Working for a small business offers employees certain intangibles, such as the family-like atmosphere that often comes with a small shop. It can be a different story, though, when it’s time to retire. Because few small businesses offer pensions, many employees face less-than-golden years when they stop working.
“Retirement insecurity,” the polite term for the prospect of poverty in old age, is an increasing likelihood for more than 80 percent of US workers in the bottom quarter of the wage scale who don’t take part in retirement plans. At upper-income levels, retirees “may have four or five substantial income sources,” according to a 2011 report from the University of California, Berkeley’s Center for Labor Research and Education. Retirees who earned lower wages tend to depend only on Social Security, which averages $14,000 annually. Even if lower-income workers manage to save on their own, they may lack expertise to make investment decisions.
Low-wage workers are the demographic group that has the most to gain from a new model of state-sponsored pensions for private sector employees. The National Conference on Public Employee Retirement Systems (NCPERS) is advocating adoption of what it calls Secure Choice Pensions. Hank Kim, executive director and counsel for NCPERS, says the idea is to create statewide plans that emphasize simplicity, portability, and sustainability. “The only thing employers would have to do is give their employees the option of participating through payroll deductions,” he says, “and give themselves the option of contributing.”
Kim doesn’t want to place new burdens on small businesses “that are focusing on a daily basis to make sure their business continues. To ask them to take their eyes off that and become a human resources center is not going to happen.” Instead, NCPERS envisions individual states taking on the administrative and fiduciary burdens of the new plans, just as they do with public pensions.
The predictability of defined benefits is another feature of Secure Choice Pensions. That’s a distinction from defined contribution plans, which fluctuate in value with market changes. During the recent recession, Kim estimates that baby boomers saw their assets “essentially cut in half. Individual investors, particularly those who rely on 401(k) plans almost exclusively for retirement savings, are facing significant issues if they plan to retire within the next 10 to 15 years.”
By creating large risk pools, the new plans would—in theory—be able to cover payouts and keep management costs low. “We would look to the insurance market to backstop any shortfall,” Kim says, insisting that the new plans would create “no taxpayer liability.”
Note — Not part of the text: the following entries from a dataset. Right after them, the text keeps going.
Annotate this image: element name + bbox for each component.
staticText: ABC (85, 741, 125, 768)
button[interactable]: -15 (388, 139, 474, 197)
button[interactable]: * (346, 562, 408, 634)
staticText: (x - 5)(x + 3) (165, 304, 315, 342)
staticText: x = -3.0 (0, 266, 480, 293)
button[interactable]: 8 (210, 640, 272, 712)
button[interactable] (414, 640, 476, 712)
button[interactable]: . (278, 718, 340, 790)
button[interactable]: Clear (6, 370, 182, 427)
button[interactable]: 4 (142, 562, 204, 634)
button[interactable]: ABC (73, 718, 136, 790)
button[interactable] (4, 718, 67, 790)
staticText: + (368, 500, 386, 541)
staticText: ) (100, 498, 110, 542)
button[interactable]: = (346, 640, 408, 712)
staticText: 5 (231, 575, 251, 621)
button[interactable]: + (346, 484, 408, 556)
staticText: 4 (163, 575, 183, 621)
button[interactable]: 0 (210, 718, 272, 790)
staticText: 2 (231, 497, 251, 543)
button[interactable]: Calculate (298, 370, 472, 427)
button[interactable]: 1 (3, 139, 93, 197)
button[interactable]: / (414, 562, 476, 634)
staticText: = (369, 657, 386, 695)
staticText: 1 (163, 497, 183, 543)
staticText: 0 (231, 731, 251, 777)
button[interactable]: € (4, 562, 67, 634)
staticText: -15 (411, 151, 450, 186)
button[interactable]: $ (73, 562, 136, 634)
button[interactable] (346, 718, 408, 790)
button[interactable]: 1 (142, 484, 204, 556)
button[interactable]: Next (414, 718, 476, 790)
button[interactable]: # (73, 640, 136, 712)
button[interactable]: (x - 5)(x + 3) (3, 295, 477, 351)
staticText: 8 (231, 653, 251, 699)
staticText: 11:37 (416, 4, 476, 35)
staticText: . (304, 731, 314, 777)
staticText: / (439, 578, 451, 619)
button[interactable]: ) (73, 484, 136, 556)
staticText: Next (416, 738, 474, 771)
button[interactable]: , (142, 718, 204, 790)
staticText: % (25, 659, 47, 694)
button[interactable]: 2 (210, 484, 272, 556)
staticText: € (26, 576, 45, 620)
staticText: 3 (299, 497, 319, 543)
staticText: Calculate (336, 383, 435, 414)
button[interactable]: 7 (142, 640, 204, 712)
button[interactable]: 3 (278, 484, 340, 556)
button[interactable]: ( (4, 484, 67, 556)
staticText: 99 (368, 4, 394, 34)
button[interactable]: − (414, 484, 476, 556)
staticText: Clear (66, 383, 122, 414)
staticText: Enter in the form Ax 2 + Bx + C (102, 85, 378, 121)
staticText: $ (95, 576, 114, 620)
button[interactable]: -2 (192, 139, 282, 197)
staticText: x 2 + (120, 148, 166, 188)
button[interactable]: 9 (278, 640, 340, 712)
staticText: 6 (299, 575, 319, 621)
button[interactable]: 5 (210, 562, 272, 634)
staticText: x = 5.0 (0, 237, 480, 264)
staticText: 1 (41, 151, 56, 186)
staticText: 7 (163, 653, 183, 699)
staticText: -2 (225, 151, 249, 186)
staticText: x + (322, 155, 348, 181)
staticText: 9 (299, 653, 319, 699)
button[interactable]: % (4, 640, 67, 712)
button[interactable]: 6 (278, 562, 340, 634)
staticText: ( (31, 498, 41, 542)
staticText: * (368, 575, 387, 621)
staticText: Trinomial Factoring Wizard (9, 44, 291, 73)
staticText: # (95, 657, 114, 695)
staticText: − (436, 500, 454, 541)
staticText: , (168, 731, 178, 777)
Nonetheless, the possibility of shortfall raises alarms for skeptics and small-government advocates. In California, the first state to pass legislation to establish a state-sponsored plan, local chambers of commerce have been vocal critics of state involvement in any new pension products. The Orange County Business Council, pointing to California’s unfunded public pension liability, questioned why the state should consider entering the private pension business.
Kim expects more states to take up the idea in 2013. Meanwhile, his organization is advocating changes in the federal tax code, “lifting fiduciary and administrative burdens off the employers and placing it on the plan.”
Karen Friedman, executive vice president and policy director for the Pension Rights Center, predicts the plans will be “winwins for both employees and businesses. State-based models for pension expansion could become the incubator for a comprehensive national solution.”
Because the proposed plans would operate separately from public retirement systems, Friedman adds, “they will not add to state budget deficits or add to the liabilities of the state systems.”
Although plans would have a state oversight board, the investment and management functions would likely be contracted out to the private sector. That means the plans “could provide new business opportunities to the private sector,” Friedman adds.
Kim expects criticism to fade as states develop their own versions of Secure Choice plans. “We’re going after a market that hasn’t been served by the current set of retirement options out there,” he says. “I don’t think we’re stepping on anybody’s toes.”